Personalized breast cancer screening and the role of breast density
Mireille Broeders; Nijmegen, Netherlands
Breast screening programs today generally offer a mammographic examination every two years to women in a specified age range. Ongoing research is exploring the added value of personalized risk-based screening (i.e., screening strategies tailored to a woman’s individual risk of breast cancer). A vital prerequisite for personalized risk-based screening is a comprehensive breast cancer risk prediction model. The next step is to develop screening regimens for women at varying levels of risk, which may be addressed in several ways: changing starting and stopping ages, changing screening intervals, and offering further imaging techniques in addition to digital mammography. Using modeling techniques, the harm-benefit ratios and cost-effectiveness can then be estimated to find the optimal screening strategies. In parallel, it is essential to understand the acceptability of personalized approaches, especially for women at low risk, and the challenges in communication and implementation.

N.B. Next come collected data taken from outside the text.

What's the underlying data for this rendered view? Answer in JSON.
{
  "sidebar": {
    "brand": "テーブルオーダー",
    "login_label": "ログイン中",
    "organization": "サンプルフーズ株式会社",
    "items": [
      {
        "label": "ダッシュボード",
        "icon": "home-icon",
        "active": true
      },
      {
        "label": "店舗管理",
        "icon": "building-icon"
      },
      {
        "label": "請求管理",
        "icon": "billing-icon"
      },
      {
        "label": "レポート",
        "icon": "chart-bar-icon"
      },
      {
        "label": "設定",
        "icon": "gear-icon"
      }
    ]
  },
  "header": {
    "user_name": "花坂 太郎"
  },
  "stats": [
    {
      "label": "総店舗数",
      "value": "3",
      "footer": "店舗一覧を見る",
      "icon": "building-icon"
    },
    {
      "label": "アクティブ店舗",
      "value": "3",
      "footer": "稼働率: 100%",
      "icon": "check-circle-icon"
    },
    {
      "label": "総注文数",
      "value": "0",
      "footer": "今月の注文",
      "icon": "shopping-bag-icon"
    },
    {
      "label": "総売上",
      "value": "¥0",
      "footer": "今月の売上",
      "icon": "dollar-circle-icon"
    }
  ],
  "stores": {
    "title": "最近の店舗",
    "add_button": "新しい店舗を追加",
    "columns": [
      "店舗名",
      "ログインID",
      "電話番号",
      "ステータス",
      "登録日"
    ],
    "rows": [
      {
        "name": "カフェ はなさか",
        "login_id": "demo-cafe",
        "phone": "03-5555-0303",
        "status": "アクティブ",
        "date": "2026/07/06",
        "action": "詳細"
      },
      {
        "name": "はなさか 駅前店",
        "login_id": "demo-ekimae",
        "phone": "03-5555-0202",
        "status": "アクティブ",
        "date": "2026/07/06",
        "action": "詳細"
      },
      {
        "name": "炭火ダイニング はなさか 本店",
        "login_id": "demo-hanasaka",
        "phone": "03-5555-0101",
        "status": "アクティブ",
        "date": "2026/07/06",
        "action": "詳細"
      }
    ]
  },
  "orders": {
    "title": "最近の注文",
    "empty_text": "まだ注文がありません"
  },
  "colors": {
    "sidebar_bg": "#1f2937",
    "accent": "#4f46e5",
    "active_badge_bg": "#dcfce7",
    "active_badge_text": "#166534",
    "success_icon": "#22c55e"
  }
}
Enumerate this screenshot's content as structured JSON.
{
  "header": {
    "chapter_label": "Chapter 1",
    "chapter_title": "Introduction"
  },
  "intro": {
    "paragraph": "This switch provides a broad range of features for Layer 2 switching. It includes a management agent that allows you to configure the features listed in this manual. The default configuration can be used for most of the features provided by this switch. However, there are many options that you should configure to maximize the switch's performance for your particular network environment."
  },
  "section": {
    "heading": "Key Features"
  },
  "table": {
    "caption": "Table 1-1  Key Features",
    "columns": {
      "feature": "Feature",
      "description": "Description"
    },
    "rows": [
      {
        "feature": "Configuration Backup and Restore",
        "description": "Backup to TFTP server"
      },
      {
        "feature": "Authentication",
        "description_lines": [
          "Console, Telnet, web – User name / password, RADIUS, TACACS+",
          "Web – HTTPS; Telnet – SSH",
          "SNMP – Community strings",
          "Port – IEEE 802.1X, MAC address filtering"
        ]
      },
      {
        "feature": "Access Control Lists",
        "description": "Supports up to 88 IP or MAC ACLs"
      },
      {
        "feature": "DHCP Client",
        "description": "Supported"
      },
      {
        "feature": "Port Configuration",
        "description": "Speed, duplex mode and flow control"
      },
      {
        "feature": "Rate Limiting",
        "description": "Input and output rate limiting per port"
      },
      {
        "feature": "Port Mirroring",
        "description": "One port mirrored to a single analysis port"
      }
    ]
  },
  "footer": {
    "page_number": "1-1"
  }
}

Breast density is an important factor in this research area because it can contribute to risk prediction, but it will also play a role in finding the optimal screening strategy. Automated measures of breast density on digital mammography are being updated rapidly, which will facilitate getting this data for all women in the target population. However, the fact that DBT may replace digital mammography in the near future raises the following questions: How does DBT perform across breast density categories? What is the relationship between automated breast density measures on DBT and breast cancer risk? What is the role of additional imaging modalities when DBT is the screening test?